# Photo overload of my boys



## Michelle (Nov 16, 2009)

If there's mud he's drawn right to it, muddy poodle=happy poodle


A couple other random photos




Thanks for looking, I hope you all have a happy holiday!!


----------



## Nicofreako (Aug 19, 2013)

Wonderful photos! I have missed seeing your boys!


----------



## hopetocurl (Jan 8, 2014)

I love these guys!


----------



## Chagall's mom (Jan 9, 2010)

What a wonderful, fun duo Atticus and Yuki make! :dog: :dog: It just doesn't get any better than that.


----------



## Sharakin54 (Nov 1, 2014)

They are adorable


----------



## MollyMuiMa (Oct 13, 2012)

What happy adorable faces they have!!! Cute cute cute !!!


----------



## Axeldog (Aug 29, 2014)

Love your boys!

Love how Yuki sits kinda lopsided and puppy-like. Just want to hug him!


----------



## Poodlerunner (Jul 4, 2014)

Cuteness overload. Can't take it. 

pr


----------



## Lou (Sep 22, 2012)

Beautiful !!!! They are beautiful!!


----------



## Michelle (Nov 16, 2009)

Thank you everyone!! I'll pass your compliments on to them


----------



## ArreauStandardPoodle (Sep 1, 2009)

Awww....what a handsome pair of dudes! They are adorable together!


----------



## Mfmst (Jun 18, 2014)

Adorable pictures! Yuki's story was one of my favorite happy endings of 2014. He's grown into such a handsome boy. Atticus cannot get any cuter. They seem to be great friends.


----------



## Manxcat (May 6, 2013)

Oh Michelle, they're absolutely wonderful!! I have to admit to a real soft spot for Atticus though...


----------



## Tiny Poodles (Jun 20, 2013)

What an adorable pack you have!


----------



## Poodlebeguiled (May 27, 2013)

LOVE your photos. It's so nice when they're such good friends. What a happy duo they make. They're so very cute.
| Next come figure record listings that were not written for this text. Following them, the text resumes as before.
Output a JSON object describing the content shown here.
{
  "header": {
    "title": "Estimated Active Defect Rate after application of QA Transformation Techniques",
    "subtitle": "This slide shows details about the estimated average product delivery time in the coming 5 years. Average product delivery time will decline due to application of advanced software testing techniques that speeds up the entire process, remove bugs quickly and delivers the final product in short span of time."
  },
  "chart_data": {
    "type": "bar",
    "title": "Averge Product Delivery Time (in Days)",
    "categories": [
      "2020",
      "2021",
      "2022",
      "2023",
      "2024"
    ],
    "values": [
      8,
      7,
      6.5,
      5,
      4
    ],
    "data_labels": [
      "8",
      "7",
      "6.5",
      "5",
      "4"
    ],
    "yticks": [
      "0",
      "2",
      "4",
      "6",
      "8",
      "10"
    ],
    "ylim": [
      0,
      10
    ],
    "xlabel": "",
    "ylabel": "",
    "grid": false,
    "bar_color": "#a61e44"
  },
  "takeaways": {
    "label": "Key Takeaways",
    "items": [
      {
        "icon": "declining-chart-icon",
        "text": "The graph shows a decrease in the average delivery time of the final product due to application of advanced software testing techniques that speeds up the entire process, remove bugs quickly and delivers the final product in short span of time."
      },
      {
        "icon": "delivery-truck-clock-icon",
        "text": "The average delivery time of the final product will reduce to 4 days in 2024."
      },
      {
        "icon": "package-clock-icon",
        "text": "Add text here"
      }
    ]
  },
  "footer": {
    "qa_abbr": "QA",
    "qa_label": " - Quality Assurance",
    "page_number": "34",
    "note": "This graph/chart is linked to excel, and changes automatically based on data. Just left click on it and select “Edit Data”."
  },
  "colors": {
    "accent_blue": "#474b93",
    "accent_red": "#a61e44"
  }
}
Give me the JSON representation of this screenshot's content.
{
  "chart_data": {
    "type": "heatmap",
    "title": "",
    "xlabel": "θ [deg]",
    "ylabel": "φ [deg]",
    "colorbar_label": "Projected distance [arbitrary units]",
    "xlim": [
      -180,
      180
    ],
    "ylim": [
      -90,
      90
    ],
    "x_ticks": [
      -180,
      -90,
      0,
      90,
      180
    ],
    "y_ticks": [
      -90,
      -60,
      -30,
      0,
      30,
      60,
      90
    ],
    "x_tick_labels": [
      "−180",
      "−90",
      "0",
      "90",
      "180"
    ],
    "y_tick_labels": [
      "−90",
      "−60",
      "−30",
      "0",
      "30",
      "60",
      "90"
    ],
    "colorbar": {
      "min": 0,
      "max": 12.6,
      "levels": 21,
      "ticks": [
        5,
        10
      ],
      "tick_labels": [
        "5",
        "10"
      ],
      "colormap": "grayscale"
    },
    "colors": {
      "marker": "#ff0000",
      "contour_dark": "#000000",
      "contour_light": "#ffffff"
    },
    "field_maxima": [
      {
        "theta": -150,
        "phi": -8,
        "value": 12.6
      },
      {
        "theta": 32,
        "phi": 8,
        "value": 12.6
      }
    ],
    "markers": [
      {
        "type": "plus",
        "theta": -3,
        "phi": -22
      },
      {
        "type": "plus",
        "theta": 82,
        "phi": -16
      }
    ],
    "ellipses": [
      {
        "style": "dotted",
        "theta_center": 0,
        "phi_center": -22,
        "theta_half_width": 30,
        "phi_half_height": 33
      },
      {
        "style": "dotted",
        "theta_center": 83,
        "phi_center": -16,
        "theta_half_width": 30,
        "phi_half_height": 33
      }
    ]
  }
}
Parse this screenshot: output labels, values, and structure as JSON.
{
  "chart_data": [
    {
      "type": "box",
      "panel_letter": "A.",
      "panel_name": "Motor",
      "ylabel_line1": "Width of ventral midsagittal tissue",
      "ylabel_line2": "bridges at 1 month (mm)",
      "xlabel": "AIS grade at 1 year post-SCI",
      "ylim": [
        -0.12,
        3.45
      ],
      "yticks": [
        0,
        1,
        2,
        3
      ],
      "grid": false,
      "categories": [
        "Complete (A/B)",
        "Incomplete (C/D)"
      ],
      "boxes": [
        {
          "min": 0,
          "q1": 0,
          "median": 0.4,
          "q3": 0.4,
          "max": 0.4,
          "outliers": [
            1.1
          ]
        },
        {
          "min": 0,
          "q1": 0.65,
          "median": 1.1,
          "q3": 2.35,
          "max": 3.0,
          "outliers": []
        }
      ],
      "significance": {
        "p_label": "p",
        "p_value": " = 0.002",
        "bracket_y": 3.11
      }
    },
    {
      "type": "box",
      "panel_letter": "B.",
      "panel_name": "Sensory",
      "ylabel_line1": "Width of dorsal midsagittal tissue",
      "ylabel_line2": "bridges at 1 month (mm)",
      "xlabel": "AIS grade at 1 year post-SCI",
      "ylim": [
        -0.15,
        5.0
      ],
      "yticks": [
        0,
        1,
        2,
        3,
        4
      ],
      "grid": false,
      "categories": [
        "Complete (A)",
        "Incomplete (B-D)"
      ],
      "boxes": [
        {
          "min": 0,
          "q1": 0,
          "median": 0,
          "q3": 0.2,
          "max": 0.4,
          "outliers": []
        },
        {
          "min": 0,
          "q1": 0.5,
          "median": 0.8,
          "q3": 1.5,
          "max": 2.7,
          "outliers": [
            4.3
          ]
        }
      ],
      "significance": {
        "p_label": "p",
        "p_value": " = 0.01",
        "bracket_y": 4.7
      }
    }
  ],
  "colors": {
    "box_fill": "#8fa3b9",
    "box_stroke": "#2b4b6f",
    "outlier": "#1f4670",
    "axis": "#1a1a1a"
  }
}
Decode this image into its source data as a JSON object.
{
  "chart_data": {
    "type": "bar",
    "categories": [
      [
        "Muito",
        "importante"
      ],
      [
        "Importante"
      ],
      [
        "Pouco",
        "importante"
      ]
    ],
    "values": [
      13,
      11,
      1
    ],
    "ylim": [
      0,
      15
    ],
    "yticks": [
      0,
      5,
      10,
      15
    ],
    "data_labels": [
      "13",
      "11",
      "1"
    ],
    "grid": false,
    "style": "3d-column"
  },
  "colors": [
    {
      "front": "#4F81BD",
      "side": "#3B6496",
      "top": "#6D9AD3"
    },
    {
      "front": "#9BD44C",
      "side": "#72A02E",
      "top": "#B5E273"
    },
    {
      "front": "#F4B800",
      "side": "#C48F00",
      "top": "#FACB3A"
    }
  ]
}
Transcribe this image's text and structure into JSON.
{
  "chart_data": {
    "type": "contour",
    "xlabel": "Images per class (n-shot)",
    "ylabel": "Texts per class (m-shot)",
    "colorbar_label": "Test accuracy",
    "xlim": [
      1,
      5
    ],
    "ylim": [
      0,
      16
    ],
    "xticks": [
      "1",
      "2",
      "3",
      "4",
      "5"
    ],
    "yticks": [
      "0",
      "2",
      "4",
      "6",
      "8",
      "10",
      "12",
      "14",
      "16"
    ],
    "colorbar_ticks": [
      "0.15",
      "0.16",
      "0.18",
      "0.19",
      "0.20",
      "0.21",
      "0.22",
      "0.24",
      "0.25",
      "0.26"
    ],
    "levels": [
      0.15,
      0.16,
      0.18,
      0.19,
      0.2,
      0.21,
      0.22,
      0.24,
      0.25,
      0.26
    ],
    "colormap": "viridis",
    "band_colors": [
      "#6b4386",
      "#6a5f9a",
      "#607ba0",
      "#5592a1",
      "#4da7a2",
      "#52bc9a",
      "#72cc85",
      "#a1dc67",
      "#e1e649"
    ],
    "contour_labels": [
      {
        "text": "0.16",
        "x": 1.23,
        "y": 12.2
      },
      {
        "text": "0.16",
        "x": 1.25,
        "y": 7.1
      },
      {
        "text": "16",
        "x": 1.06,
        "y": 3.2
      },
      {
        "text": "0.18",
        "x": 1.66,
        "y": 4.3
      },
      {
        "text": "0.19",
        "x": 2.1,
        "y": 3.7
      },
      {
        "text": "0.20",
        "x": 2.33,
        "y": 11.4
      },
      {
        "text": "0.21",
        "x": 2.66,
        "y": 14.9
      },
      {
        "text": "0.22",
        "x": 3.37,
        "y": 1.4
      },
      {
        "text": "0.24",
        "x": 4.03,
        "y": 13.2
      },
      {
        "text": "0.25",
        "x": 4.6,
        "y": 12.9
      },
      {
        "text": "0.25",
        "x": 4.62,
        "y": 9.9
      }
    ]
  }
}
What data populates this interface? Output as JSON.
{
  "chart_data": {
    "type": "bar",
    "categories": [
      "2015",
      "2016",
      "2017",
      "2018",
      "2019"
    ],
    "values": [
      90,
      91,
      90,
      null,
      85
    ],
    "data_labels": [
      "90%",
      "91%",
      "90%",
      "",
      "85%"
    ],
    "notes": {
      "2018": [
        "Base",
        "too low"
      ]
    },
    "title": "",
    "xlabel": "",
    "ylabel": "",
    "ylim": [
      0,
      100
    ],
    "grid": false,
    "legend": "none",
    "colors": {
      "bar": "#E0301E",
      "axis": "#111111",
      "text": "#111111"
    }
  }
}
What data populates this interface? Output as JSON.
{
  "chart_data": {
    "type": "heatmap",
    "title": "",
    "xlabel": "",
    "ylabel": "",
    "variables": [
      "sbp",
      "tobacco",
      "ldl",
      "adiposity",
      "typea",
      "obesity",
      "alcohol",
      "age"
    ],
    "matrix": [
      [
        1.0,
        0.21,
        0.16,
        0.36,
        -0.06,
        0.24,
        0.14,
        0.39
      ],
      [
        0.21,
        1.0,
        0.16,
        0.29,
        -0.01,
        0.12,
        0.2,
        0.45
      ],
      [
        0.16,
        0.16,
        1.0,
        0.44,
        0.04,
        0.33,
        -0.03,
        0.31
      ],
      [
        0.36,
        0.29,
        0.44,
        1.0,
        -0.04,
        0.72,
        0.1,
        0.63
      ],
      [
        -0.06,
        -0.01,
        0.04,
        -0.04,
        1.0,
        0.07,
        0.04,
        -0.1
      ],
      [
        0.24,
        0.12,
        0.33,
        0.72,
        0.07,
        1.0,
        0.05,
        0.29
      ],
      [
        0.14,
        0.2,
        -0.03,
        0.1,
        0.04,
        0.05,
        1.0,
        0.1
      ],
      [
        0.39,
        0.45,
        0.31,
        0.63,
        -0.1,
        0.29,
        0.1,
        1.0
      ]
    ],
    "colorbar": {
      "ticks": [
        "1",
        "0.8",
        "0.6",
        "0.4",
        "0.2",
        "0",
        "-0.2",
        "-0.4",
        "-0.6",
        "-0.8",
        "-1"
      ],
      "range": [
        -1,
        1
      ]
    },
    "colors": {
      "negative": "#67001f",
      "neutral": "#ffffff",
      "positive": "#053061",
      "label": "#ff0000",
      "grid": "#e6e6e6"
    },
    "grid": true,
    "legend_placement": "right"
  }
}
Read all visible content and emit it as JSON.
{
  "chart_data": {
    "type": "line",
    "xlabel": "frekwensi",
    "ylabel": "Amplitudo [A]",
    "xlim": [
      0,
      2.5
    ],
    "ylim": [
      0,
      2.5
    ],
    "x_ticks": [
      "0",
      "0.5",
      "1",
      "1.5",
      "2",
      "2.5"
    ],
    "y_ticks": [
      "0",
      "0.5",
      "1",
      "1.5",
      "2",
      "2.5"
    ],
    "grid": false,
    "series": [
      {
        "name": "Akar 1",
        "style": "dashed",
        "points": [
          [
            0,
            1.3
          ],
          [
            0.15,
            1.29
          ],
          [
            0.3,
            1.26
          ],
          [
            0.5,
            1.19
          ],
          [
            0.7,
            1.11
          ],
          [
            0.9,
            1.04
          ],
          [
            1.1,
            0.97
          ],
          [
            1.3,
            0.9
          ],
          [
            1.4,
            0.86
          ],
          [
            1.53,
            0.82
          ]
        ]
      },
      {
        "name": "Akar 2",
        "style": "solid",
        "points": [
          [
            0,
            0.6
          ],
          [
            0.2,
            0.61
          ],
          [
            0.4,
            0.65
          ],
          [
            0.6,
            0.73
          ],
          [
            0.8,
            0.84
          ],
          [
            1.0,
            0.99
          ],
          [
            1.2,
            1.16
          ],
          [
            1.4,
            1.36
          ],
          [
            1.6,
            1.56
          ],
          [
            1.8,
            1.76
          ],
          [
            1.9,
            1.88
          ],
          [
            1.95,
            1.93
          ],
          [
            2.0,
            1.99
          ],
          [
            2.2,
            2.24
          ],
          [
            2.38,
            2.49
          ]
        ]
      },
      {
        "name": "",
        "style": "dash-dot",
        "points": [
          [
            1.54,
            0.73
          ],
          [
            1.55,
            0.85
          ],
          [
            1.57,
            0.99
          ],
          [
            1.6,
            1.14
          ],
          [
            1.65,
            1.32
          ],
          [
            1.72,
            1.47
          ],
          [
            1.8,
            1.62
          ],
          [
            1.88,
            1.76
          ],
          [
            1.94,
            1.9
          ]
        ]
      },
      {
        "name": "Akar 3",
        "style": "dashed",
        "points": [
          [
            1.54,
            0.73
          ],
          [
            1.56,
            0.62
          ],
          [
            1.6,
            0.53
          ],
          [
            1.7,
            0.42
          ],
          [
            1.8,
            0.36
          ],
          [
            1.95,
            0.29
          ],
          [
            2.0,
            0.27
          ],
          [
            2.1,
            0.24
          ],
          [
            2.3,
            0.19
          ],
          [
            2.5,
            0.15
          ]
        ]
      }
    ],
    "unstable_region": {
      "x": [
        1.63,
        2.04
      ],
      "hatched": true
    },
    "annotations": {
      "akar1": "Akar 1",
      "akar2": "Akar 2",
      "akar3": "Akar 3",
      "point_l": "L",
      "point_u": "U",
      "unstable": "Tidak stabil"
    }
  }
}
Thanks for sharing those wonderful pictures!


----------



## LEUllman (Feb 1, 2010)

You can't possibly post too many photos of Yuki and Atticus -- lay 'em on us!


----------



## Michelle (Nov 16, 2009)

Thanks again everyone!


----------



## Locket (Jun 21, 2009)

Cutest boys ever!

Yuki has such awesome ears!! And fuzzy Atticus face is perfect.


----------



## jlf45764 (Oct 6, 2013)

Yuki and Atticus are so adorable! I loved your pics of them, there can never be to many pictures! Gorgeous boys! :love2:


----------